One interest of my lab is to identify disease-causing genes using genome-wide data. Through collaborations, I am conducting several studies aiming at understanding the genetic etiology of Mendelian and complex diseases using genome sequencing data. Here are a few examples:

 

Genetics of Chronic Obstructive Pulmonary Disease

Chronic obstructive pulmonary disease (COPD) is characterized by an irreversible airflow limitation in response to inhalation of noxious stimuli, such as cigarette smoke. However, only 15-20% smokers manifest COPD, suggesting a role for genetic predisposition. We performed whole exome sequencing in 62 highly susceptible smokers and 30 exceptionally resistant smokers to identify rare variants which contribute to disease risk or resistance to cigarette smoke.

Using an integrative approach including in silico (whole exome sequencing and airway transcriptomics) and in vitro (cigarette smoke-induced cytotoxicity in miRNA knockdown cell lines), we identified two candidate genes (TACC2 and MYO1E) that augment cigarette smoke-induced cytotoxicity, and potentially COPD susceptibility.

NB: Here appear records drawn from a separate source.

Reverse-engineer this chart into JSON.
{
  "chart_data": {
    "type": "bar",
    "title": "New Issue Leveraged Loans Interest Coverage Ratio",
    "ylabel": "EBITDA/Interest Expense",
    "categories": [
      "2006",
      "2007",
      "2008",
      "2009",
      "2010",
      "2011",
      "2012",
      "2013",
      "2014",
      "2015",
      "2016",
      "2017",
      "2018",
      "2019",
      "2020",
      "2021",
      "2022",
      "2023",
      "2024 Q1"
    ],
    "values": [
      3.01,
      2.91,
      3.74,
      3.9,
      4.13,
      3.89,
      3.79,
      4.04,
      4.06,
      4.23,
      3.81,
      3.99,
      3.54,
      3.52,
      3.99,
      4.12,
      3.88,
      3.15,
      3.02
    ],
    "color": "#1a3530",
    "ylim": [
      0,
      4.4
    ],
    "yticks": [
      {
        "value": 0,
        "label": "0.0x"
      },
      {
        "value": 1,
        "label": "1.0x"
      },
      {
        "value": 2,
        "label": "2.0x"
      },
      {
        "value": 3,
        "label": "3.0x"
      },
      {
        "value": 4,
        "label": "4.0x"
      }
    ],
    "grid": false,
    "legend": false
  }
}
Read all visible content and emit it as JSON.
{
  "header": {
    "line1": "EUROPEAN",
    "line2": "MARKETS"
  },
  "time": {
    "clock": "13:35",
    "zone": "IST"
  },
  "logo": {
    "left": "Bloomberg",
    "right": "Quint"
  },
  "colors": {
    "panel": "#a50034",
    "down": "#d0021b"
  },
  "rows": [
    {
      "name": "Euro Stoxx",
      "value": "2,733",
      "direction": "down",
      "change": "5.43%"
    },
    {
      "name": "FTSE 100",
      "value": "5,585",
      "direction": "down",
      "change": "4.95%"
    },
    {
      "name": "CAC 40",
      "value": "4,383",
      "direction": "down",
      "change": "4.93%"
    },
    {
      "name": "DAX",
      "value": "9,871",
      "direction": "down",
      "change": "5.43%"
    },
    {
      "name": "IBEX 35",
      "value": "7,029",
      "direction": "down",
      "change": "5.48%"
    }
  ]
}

Identifying candidate COPD genes through genomic and functional approaches.

 

Prevalence of neuronal ceroid lipofuscinosis

The neuronal ceroid lipofuscinoses (NCLs) are a group of fatal, typically recessive neurodegenerative lysosomal storage diseases. While clinically similar, they are genetically distinct and result from mutations in at least twelve different genes. We investigated mutations in twelve NCL genes in ~61,000 individuals represented in the Exome Aggregation Consortium (ExAC) whole exome sequencing database.

Variants extracted from ExAC were separated into pathogenic alleles and neutral polymorphisms using a decision flowchart. The analysis identified numerous variants that are annotated as pathogenic in public repositories but have a predicted frequency that is not consistent with patient studies. After filtering out the neutral polymorphic variants, carrier frequencies calculated from ExAC vary across populations and correlate well with incidence estimated from numbers of living NCL patients in the US.

Decision flowchart for identifying pathogenic NCL variants.